I’m an old-school UNIX guy. This is one reason I like Mac OS X so much: It’s a solid UNIX system under a pretty and functional GUI. Unlike (probably) most Mac users, I find myself using terminal sessions frequently, often running a few different windows with ssh sessions to various UNIX systems.
My affinity for the command line probably explains my fascination with clever fonts. If you’re like me, I think you’ll chuckle at the bizarre combination pictured below.
That green-on-black window is my standard terminal. It’s an awesome duplicate of the original DEC VT220 font that really brings back my days sitting at “the Wedge terminals” at WPI. The font is “Glass TTY VT220” by Viacheslav Slavinsky. I’m running it at 20 points to make it look perfect.

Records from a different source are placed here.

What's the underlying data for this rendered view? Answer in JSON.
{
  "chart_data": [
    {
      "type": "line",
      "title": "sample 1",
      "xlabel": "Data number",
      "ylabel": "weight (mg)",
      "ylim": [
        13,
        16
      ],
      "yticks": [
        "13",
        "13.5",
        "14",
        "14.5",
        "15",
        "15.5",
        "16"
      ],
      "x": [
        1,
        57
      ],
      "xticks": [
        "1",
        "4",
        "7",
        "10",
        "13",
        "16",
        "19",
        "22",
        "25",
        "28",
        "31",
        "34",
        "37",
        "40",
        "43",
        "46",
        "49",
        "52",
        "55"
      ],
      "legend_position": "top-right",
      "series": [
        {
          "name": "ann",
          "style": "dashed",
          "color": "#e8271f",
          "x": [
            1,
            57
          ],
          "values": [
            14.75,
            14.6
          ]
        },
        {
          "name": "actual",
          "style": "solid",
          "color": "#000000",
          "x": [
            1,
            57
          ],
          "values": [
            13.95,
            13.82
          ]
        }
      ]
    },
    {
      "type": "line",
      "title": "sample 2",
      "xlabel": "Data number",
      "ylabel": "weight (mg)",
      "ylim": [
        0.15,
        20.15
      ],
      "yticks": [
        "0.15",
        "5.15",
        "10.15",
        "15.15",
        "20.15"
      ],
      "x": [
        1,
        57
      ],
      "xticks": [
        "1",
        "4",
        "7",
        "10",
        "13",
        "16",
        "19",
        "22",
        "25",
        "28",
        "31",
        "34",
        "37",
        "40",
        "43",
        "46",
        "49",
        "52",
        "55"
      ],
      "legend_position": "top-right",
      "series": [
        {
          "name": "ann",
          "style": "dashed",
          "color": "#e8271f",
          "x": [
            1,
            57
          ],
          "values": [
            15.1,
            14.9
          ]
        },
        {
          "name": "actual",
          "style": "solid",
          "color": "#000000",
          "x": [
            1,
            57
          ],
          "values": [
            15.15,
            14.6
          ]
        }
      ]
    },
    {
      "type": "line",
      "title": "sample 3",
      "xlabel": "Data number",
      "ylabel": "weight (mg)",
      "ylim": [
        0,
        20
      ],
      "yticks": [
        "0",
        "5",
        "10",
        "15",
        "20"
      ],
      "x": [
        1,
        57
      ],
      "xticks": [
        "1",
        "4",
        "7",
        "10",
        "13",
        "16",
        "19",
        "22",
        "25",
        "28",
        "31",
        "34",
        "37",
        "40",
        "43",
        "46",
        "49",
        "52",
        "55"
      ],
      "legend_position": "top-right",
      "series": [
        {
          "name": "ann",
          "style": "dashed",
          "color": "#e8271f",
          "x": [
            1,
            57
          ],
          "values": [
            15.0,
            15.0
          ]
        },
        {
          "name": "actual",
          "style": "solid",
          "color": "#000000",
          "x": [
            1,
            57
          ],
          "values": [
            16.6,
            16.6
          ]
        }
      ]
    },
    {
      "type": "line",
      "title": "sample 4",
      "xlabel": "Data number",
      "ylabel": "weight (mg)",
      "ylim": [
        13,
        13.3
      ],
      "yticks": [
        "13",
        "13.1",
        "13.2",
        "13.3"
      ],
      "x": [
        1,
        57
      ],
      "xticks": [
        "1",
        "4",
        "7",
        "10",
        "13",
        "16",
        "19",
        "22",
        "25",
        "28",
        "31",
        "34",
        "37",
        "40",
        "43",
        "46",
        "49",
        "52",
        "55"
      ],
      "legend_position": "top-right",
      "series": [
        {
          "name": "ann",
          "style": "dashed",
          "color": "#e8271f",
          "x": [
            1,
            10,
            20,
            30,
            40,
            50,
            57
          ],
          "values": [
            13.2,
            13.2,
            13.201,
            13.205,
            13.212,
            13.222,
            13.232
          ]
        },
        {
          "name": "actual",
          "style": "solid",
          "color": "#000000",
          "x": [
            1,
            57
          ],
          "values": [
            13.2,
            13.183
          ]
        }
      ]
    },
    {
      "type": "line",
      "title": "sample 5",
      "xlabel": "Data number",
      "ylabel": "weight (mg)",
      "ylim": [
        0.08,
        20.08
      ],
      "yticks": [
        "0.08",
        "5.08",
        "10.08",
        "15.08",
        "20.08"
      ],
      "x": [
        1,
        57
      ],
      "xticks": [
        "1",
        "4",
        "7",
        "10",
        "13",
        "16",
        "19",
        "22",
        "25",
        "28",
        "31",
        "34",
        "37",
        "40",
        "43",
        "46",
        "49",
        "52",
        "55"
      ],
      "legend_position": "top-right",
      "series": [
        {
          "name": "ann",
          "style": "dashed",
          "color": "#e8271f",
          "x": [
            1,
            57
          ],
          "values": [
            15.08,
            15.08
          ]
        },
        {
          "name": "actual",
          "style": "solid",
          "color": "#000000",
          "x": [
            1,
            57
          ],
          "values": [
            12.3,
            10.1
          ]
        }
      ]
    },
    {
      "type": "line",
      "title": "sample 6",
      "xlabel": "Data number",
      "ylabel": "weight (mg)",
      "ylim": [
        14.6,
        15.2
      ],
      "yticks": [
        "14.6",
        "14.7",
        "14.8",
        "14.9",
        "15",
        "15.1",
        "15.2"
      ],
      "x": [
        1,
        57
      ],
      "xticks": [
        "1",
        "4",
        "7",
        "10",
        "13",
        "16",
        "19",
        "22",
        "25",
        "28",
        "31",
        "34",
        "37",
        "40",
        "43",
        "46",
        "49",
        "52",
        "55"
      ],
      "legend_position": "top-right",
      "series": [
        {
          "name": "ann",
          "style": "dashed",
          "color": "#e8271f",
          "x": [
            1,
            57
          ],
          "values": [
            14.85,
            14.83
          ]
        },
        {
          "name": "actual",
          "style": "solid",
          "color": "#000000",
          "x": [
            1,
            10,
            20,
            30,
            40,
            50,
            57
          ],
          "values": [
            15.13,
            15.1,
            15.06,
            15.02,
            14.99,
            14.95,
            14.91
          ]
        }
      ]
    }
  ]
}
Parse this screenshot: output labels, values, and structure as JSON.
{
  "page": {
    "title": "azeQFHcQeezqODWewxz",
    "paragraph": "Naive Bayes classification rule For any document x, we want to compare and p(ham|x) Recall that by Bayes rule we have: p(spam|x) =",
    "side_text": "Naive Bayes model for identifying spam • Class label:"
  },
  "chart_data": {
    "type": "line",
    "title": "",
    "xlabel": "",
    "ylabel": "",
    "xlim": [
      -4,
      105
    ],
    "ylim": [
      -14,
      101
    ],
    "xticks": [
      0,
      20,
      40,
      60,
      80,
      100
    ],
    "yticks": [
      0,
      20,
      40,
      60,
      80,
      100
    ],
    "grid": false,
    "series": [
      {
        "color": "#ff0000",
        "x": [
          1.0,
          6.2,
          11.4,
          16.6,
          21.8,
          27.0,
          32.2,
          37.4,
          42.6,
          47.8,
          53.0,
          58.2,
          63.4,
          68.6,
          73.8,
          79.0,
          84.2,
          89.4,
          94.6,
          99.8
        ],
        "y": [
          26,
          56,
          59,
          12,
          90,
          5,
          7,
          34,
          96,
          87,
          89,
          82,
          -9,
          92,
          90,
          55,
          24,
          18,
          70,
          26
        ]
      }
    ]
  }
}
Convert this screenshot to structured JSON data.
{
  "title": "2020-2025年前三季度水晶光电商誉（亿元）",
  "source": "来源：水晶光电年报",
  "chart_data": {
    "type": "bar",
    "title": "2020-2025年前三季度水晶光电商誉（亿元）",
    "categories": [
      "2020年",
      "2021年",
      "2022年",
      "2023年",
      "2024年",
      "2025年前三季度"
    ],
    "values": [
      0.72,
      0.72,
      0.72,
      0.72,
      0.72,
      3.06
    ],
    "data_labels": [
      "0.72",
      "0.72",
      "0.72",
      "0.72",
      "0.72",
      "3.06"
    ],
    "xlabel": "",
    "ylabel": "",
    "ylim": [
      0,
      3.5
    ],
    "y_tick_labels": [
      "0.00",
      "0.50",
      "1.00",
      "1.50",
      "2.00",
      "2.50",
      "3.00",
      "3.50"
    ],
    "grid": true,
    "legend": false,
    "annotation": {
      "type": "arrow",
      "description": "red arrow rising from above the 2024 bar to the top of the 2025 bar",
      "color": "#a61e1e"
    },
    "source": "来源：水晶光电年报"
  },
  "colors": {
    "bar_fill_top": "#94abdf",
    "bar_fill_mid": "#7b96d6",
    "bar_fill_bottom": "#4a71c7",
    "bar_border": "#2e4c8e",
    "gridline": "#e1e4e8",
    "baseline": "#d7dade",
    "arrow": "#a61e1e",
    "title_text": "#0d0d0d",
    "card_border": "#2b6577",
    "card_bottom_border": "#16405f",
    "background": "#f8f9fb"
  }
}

In the window is Carole Gunst’s blog post from HighTechHistory.com announcing publication of the autobiography of Digital co-founder Harlan E. Anderson, “Learn, Earn, and Return: My Life as a Computer Pioneer.” I thought that was apropos.
Tom Thumb Hamlet
The one in the back is just plain weird. It’s a terminal using a miniscule yet readable font, “Tom Thumb” by Robey Pointer (based on a font by Brian Swetland). I used FontForge to convert Robey’s BDF to an OS X-compatible dfont package and fired it up in Terminal at 6 points.
Since I was using the 27″ iMac with crazy-huge 2560 x 1440 resolution, I got curious about just how much information could be displayed in a Terminal window at once. Running Terminal at 633 x 197 characters yields 124,701 characters on screen, along with the scroll bars, header, and menu. That’s enough for every word of Hamlet on screen at once. Including footnotes. Wow!